Wed 3 Oct 2007
I know JP has talked about this area before and I think I may have done at one point but that may have been over a coffee or in a dream rather than in a more public forum. In any case, can’t find any previous post so at the risk of repeating myself or, as always, becoming a master of “the bleeding obvious” here we go …
I was once asked the question at a previous employer: what is your capacity for risk? I gave what I though was a wonderful answer in that I explained I did not recognise risk intrinsically as being in any way separate from reward so the question was malformed and could not be honestly answered. (I am entirely sure they were stunned into submission by the wit and exactitude of my answer). The issue we have in society currently (and I do believe it is more of a recent development) is that we believe it is possible to assess risk independent of reward or maybe more exactly that the reward part of the equation can be discounted to zero leaving only the risk.
In Investment Banking (an industry well-tuned, whatever you may read or hear, to risk and the understanding of risk) the units used to measure risk and reward are the same. Money. In fact, there is no intrinsic difference between risk and reward. The calculations one makes shows that you will make a known amount of money if this and that happen and lose a known amount of money if this, that and the other occur. Of course, this is not true in life. A child climbing a tree gains the reward of adventure, curiosity and learning and runs the risk of a broken limb - it is clearly more difficult to understand the relationship between risk and reward and concomitantly more difficult to provide a balance.

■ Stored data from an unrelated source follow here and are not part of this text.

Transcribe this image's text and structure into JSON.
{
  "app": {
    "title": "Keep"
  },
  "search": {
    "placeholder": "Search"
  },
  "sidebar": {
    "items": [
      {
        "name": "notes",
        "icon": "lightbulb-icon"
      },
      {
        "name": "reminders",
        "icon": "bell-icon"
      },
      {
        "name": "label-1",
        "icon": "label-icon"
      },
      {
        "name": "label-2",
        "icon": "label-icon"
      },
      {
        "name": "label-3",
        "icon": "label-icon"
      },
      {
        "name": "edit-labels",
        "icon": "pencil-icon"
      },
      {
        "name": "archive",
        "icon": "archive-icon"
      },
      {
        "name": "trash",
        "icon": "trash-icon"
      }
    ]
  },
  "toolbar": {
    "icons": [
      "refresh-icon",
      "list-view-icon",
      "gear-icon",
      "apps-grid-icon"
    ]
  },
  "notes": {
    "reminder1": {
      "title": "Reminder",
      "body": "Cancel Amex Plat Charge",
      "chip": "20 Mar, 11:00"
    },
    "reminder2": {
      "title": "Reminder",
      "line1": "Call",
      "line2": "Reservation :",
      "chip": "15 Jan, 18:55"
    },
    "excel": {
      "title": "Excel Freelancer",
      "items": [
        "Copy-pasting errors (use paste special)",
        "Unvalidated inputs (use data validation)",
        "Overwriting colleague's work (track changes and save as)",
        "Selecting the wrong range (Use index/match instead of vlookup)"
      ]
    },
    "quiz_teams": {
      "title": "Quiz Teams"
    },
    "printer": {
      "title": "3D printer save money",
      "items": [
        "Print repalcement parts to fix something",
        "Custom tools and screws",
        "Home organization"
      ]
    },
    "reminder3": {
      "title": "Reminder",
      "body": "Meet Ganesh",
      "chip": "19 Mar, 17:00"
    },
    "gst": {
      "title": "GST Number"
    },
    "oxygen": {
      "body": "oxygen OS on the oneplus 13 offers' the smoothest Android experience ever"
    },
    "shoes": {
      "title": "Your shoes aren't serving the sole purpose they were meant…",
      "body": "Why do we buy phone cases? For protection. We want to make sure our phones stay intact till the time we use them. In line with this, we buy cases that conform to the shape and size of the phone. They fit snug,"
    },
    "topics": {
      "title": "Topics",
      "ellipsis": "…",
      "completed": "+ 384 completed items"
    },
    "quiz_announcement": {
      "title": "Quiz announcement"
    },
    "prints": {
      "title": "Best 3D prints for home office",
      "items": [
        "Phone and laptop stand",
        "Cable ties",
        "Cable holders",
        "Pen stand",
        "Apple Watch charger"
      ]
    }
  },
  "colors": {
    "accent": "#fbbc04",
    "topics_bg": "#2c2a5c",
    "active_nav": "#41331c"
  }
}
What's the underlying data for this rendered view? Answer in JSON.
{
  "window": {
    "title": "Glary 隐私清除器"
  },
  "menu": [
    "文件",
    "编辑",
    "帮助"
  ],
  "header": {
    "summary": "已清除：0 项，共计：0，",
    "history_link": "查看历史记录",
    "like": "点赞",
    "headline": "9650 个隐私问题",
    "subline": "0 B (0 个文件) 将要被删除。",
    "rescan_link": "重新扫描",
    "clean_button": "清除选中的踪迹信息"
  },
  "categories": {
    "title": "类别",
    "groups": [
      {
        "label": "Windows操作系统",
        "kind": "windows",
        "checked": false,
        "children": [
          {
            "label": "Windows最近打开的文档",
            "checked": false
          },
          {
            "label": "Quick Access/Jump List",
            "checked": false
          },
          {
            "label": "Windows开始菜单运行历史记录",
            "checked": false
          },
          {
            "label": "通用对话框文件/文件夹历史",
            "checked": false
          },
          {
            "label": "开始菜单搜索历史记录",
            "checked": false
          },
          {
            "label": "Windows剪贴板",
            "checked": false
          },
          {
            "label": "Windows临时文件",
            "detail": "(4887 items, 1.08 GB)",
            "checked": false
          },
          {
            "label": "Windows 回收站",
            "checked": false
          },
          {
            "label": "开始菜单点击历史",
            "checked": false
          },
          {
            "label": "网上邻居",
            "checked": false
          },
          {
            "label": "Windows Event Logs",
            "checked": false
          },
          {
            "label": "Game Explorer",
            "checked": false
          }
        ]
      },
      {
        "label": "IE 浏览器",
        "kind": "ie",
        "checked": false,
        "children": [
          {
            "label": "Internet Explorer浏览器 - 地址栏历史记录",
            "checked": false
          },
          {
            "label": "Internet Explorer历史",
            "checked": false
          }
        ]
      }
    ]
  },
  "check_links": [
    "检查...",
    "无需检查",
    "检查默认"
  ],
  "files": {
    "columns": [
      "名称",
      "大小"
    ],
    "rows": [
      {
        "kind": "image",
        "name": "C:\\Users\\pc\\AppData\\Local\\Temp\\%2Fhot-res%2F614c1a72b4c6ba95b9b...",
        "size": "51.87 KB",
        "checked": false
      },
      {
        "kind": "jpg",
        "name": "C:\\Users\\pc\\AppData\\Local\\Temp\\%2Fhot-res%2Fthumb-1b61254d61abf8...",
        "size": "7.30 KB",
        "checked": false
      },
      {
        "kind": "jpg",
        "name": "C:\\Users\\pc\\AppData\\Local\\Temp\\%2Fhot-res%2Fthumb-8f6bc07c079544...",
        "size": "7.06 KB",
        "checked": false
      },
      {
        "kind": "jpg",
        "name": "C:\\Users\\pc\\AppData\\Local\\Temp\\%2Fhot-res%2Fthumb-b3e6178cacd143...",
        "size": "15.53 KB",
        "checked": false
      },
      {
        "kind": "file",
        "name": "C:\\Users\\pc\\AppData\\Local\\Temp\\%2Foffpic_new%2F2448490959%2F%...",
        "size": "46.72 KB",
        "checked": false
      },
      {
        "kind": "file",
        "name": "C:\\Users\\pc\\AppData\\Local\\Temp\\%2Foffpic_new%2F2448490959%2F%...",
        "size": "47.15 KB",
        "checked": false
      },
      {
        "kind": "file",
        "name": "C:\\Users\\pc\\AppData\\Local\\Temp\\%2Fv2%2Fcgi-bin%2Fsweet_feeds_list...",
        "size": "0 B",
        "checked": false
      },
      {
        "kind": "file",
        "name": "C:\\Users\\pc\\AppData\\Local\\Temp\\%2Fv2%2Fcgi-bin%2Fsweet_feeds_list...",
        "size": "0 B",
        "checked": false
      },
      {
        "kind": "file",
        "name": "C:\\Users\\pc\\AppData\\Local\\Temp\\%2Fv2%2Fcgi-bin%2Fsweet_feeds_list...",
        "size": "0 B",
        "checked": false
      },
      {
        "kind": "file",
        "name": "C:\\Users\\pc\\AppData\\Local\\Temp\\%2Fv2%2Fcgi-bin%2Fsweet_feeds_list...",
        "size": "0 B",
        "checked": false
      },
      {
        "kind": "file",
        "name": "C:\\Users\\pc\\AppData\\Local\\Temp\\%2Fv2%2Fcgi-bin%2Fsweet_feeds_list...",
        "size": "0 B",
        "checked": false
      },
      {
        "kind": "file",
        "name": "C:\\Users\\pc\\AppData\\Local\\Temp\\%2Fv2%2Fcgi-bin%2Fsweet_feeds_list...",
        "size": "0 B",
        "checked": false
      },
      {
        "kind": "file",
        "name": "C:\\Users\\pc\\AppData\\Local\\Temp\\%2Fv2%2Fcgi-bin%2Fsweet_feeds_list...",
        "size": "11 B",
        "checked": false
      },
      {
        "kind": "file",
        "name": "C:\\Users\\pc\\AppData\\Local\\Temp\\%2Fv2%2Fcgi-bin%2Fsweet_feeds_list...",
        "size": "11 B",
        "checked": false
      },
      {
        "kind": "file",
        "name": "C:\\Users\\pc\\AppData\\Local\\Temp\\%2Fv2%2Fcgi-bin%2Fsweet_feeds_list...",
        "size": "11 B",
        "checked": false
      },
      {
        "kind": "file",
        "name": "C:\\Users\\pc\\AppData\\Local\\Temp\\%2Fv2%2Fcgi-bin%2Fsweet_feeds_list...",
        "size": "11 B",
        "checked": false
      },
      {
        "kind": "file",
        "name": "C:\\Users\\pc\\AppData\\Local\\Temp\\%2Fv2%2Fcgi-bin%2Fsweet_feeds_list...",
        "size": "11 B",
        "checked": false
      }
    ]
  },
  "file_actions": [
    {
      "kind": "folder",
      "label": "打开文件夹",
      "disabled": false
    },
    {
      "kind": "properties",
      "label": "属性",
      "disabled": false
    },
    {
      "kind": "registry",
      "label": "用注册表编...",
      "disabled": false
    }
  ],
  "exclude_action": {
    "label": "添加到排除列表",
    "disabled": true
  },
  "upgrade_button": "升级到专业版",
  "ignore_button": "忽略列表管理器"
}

But if the reward part is removed or discounted then the risk part becomes easy to quantify and the obvious result is you never let your child climb a tree. Parents are generally excellent at balancing the risk and reward - society (by which we mean elected or otherwise appointed governments serving as proxy) are not.
Society itself has of course changed drastically over the last few years (since the end of the Second World War). Previous to and during this event life was hard and life was fraught with risk. Death was common. The further back one goes the more common death becomes to a point, one assumes, where people lived with it and the threat of it every day. One must also assume that a society such as this with risk everywhere (seen and unseen) would have a much different attitude to a tiny bit of extra risk (such as climbing a tree). As society becomes (every year) more and more inherently de-risked through better health-care and other measures that tiny extra little bit of risk becomes measured against an ever-decreasing total risk. This is, of course, a good thing but the unwanted side-effect is that we concentrate far too much on this little extra bit of risk. It is far, far more important to us than it would be to a society 100 years ago.
I have a few more posts on this subject.